No one who studies the signs of the times can fail to be struck by the growing tendency to invoke the aid of what is called the state in all matters; and those who would be alarmed and disgusted at the despotism of a single ruler, are disposed meekly to accept the despotism of the impalpable, impersonal and most dangerous legislator. No one who has observed the action of a bureaucracy can, without dread, see its omnipotence desired; for the fact cannot be too often repeated, that the omnipotence of the state is the omnipotence of its minions in a multitude of greater or smaller offices throughout the country cursed by them. Through whom can the espionage which is necessary to secure the working of permissive bills, of total abstinence laws, of muzzlingregulations, of medical and hygienic interference, be exercised, and the vast machinery of fines and dues which accompany these be manipulated, except by hordes of officials gaining their livelihood by torturing the public?

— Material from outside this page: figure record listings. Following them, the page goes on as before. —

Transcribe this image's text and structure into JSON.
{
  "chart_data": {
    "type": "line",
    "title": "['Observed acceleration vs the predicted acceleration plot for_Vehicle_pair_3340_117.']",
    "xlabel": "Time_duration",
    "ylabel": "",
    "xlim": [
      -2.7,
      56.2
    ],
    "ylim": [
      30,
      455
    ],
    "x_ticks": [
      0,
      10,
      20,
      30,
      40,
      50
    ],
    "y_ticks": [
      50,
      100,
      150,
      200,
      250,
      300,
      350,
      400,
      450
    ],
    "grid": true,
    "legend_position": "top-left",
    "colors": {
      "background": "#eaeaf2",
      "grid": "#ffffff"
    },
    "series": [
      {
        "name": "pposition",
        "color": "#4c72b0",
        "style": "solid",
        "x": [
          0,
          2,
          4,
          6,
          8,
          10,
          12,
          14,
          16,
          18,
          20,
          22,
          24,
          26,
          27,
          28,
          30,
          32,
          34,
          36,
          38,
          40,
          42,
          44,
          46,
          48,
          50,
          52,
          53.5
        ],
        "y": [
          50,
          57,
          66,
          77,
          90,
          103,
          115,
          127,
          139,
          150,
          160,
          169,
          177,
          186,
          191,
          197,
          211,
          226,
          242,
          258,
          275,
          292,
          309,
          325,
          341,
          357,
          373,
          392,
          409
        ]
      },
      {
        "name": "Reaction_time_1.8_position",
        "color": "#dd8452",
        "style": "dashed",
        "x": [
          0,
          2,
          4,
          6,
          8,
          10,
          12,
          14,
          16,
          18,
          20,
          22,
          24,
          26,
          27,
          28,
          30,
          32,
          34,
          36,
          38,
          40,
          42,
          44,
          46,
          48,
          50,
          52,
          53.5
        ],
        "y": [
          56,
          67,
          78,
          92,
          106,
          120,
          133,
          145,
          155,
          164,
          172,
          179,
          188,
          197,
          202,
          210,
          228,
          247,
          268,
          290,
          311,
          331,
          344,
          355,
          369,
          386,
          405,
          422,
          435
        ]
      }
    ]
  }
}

The state is always spoken of as if it were an impersonal force, magnified into semi-divinity of more than mortal power and prescience, wholly aloof from all human error, and meteing out the most infallible justice from the purest balance. Instead of that the state is nothing, can be nothing, more than a host of parasites fastened on the body politic, more or less fattening thereon, and trained to regard the public as a mere taxable entity, always in the wrong and always to be preyed upon at pleasure. It may be unintelligible why mankind ever laid its head under the heel of a single human tyrant, but it is surely more perplexing still why it lies down under the feet of a million of government spies and scriveners. That there is a singular increase in public pusillanimity everywhere is unquestionable; its outcome is the tendency, daily increasing, to look to the government in every detail and every difficulty.